Vitamin E, Diazepam and Prozac have all been shown to be effective treatments should it be required. Scotty cramp is found in other breeds of terrier, including the Cesky Terrier. "Episodic Falling", a condition found in Cavalier King Charles Spaniels is considered to be similar to this disorder.

===Craniomandibular osteopathy===
Craniomandibular osteopathy, commonly known as "Lion Jaw", "Westie Jaw" or "Scottie Jaw", is caused by excessive bone growth in the mandible, usually occurring between three and six months of age. It is an autosomal recessive hereditary disorder, and can limit the ability of a dog to eat and drink. The Scottish Terrier is one of the more commonly affected breeds.

===Von Willebrand's disease===
Von Willebrand's disease is a hereditary bleeding disorder found in both dogs and humans. DNA testing used widespread by what are known as reputable breeders, has caused a huge decrease in affected dogs. Once the mutation is found in a dog, the dog should not be bred. This disease is caused by a lack of von Willebrand factor which plays a role in the clotting process of blood.
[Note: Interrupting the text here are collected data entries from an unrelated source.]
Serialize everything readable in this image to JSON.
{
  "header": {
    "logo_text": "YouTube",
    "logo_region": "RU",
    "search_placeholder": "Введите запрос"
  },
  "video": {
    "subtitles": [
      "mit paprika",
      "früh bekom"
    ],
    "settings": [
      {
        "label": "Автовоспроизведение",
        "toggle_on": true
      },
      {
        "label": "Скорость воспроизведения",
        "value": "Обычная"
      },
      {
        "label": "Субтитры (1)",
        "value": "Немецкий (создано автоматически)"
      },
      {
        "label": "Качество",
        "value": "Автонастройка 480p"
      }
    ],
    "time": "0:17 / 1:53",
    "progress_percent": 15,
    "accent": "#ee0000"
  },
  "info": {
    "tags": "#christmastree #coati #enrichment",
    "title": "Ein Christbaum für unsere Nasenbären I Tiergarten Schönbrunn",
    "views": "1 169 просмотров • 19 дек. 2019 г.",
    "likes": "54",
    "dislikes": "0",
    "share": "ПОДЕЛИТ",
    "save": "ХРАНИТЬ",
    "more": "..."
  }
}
This can cause abnormal platelet function and prolonged bleeding times. Affected dogs can be prone to nose bleeds, and increased bleeding following trauma or surgery. There are three types of this condition with Type I being the most common, while Type II and III being rarer, but more severe. Type I von Willebrand's disease is relatively common in the Scottish Terrier.

Type I is more widespread in Doberman Pinscher, but is as common in the Shetland Sheepdog as the Scottish Terrier. The condition appears in most breeds to some extent, but other breeds with an increased risk include the Golden Retriever, German Shepherd Dog, Basset Hound and Manchester Terrier.